Título: Pesquisa: 70% de mulheres que abortam têm filhos
Autor: Gripp, Alan
Fonte: O Globo, 02/05/2008, O País, p. 13
Estudo da UnB e da Uerj mostra que método foi usado por católicas entre 20 e 25 anos, com estudo e relacionamento estável.
BRASÍLIA. Estudo realizado pelas universidades de Brasília (UnB) e Estadual do Rio de Janeiro (Uerj) indica que pelo menos 70% de todas as mulheres brasileiras que fizeram aborto já tinham ao menos um filho e, na maioria dos casos, decidiram interromper a gravidez planejadamente porque os métodos contraceptivos falharam ou não foram usados corretamente. A pesquisa diz que 3,7 milhões de mulheres em idade fértil (entre 15 e 49 anos) já abortaram.

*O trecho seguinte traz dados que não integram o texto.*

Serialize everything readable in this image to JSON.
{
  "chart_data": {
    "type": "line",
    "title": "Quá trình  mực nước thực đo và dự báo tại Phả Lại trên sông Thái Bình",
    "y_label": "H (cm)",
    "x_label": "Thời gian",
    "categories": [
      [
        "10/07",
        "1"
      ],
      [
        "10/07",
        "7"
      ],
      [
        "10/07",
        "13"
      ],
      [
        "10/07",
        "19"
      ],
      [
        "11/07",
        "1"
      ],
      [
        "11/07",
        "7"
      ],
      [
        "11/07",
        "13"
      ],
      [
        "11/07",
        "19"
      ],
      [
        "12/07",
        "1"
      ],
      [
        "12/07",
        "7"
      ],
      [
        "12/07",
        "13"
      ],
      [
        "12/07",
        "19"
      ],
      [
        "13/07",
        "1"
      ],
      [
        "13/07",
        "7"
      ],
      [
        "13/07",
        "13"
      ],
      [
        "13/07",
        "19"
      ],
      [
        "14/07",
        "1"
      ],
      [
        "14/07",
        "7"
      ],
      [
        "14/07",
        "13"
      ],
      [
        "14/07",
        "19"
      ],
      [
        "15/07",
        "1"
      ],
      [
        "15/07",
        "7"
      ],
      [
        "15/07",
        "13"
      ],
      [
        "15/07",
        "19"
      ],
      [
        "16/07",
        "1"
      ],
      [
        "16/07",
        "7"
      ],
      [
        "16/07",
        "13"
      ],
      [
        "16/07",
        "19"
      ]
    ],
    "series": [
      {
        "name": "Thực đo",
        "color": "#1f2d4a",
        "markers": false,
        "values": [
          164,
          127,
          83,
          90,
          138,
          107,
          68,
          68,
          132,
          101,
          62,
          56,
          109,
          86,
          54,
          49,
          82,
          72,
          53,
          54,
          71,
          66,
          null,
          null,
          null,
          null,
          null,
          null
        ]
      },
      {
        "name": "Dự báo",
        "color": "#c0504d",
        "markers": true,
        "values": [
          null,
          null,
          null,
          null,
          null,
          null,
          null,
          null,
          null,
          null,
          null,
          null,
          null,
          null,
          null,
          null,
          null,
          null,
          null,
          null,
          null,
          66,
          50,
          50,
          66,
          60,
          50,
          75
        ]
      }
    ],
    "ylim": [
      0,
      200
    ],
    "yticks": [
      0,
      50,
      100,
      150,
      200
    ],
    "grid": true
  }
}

O estudo organizou os dados produzidos sobre o tema no país nos últimos 20 anos. E permitiu aos pesquisadores traçar um perfil surpreendente da mulher que recorre ao aborto: além de já terem ao menos um filho, possuem relacionamento estável, têm entre 20 e 29 anos, até oito anos de estudo, trabalham e são católicas. Além disso, abandonaram as clínicas clandestinas e aderiram a medicamentos como o cytotec, que induzem ao aborto e podem causar danos à saúde.

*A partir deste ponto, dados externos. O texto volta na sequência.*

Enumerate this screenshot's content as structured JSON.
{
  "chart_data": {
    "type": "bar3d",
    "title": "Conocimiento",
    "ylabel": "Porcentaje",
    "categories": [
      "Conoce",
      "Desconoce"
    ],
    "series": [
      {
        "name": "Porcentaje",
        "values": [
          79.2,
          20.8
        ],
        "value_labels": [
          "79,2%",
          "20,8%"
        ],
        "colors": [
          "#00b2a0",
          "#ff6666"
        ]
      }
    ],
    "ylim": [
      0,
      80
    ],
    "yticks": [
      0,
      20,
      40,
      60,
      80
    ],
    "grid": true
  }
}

Para uma das coordenadoras da pesquisa, a antropóloga e professora da UnB Debora Diniz, as conclusões exigem que o debate se desloque do campo religioso para o da saúde pública:
- Ao contrário do que muitos ainda acreditam, a decisão pelo aborto é um ato pensado, de responsabilidade reprodutiva. Estamos falando de mulheres com filhos, que já tiveram a experiência da maternidade, sabem o que é a gravidez e o que é ter um filho. Em termos muito simples, uma em cada 15 mulheres fez aborto. A pergunta é: vamos botar todas na cadeia?
Abortos na adolescência são de 7% a 9% do total
Nas pesquisas citadas no estudo, o percentual de mulheres que não tinham filhos quando abortaram variou de 9,5% a 29,2%. Mais da metade das mulheres das regiões Sul e Sudeste declararam usar contraceptivos, a maioria a pílula.
Entre as adolescentes que interromperam a gravidez, mais de dois terços têm entre 17 e 19 anos. Os abortos na adolescência representam entre 7% e 9% do total das interrupções de gestação por mulheres em idade reprodutiva. A maior parte deles aconteceu em relacionamentos conjugais estabelecidos. A gravidez decorrente de um relacionamento eventual aconteceu em apenas 2,5% dos casos. O estudo derruba outros mitos.
- Há muitas incompreensões sobre o aborto sem qualquer base científica. Por exemplo: nenhum estudo que analisamos mostra que as mulheres se arrependem depois de realizar o aborto - diz Debora.
As consultas realizadas nos anos 90 e 2000 mostram que entre 50% e 84% das mulheres que abortaram usaram medicamentos como o cytotec. Em meados dos anos 80, esse método era usado entre 10% e 15% das mulheres. Métodos encontrados nessa época, como venenos e injeções, passaram a ser inexpressivos a partir da década de 90.
Estimativas a partir de internações por abortamento registradas no Sistema Único de Saúde (SUS) permitem dizer que, em 2005, foram realizados mais de 1,5 milhão de abortos. As mulheres que finalizam o aborto induzido nos hospitais, buscam o atendimento nas primeiras 24 horas pós-uso do medicamento. Na maioria dos casos (entre 70% e 79% dos casos), elas apresentam dores abdominais e sangramento. Entre 63% e 82% dos casos, as mulheres estavam com até 12 semanas de gestação.